June 15 (Bloomberg) -- Corn fell, extending a slide to a four-week low, and soybeans declined on bets that the sluggish economy will curtail demand for food, animal feed and biofuel.
Industrial production in the U.S. rose less than forecast in May and confidence among U.S. homebuilders slumped in June to the lowest in nine months, government and industry reports said today. Last week, output of ethanol, made mostly from corn, fell 3.8 percent, the biggest drop since mid-April.
“The economic news is showing a slowdown in growth, and that is reducing investment demand in the grain markets,” said Greg Grow, the director of agribusiness for Archer Financial Services Inc. in Chicago.
Corn futures for December delivery fell 15 cents, or 2.2 percent, to $6.70 a bushel at 11:24 a.m. on the Chicago Board of Trade.

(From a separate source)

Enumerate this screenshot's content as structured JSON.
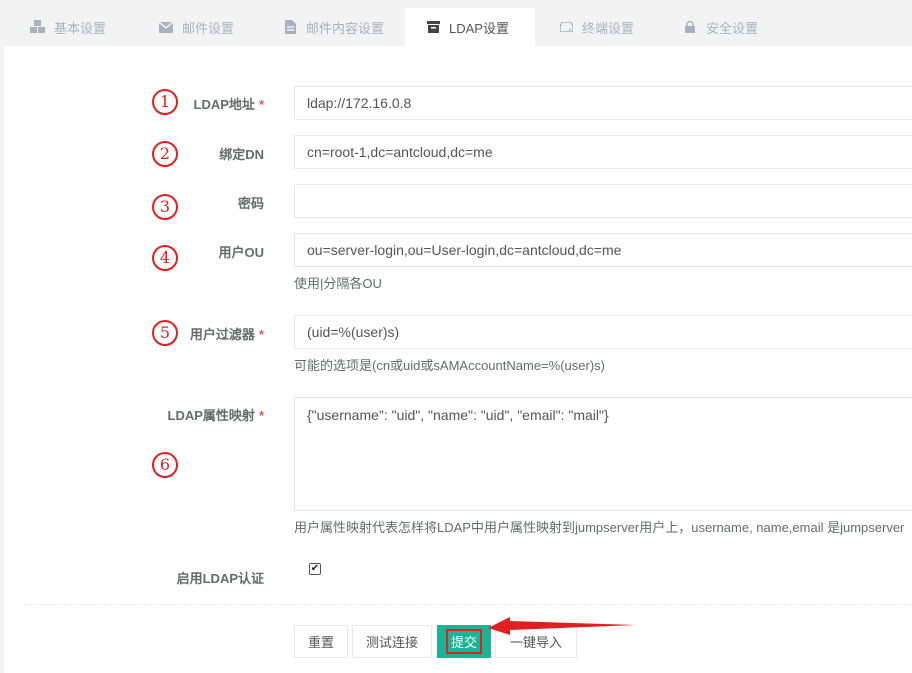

Earlier, the price touched $6.6775, the lowest for the most-active contract since May 12.
Soybean futures for November delivery dropped 3 cents, or 0.2 percent, to $13.6075 a bushel, the contract’s fifth straight decline. The U.S. government said last week that reserve supplies before the next harvest will rise as export demand ebbs.
Corn is the biggest U.S. crop, valued at $66.7 billion in 2010, followed by soybeans at $38.9 billion, government figures show.